Internal Server Error
A request for a .cgi file which does not have executable permissions set should produce an HTTP response with status code "500 Internal Server Error" (case sensitive) and the body should be HTML content which explains that the server "encountered an internal error or misconfiguration and was unable to complete the request."
Method Not Allowed
Lastly, your script should respond only to requests whose request method (in the request line; the first line of the HTTP request) is either GET or POST. Only requests for '.cgi' files (see below) are permitted to use POST. Any method other than GET or POST (or a POST request for a non-cgi file) and the HTTP response should have a status code of "405 Method Not Allowed" (case sensitive) and the body should be HTML content (and thus the Content-Type header should be…) which explains that only GET requests are permitted.
What to Submit
You should submit an archived (zipped) file containing your 'web server' script, at least one 'index.html' file for download, at least the two '.cgi' scripts, and a 'readme.txt' file explaining your script. Your 'readme.txt' should explain how to change the root directory of your web server, as well as how to choose the log file.

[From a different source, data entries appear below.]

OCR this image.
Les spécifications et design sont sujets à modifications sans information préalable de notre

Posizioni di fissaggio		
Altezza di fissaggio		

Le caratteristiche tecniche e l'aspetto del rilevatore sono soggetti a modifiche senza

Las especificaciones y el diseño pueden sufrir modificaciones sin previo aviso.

If you face any particular challenges, feel the assignment is ambiguous and have to make assumptions, or are uncertain of one of your solutions, explain this in your readme.txt file to potentially get partial marks.
You've seen everything you'll need for this assignment in the tutorials unless it is specified otherwise above. Do not go looking for extra Perl modules to use! Students lost marks for using non-standard Perl modules they didn't understand in past assignments.
Comment your code well, or you will be marked poorly.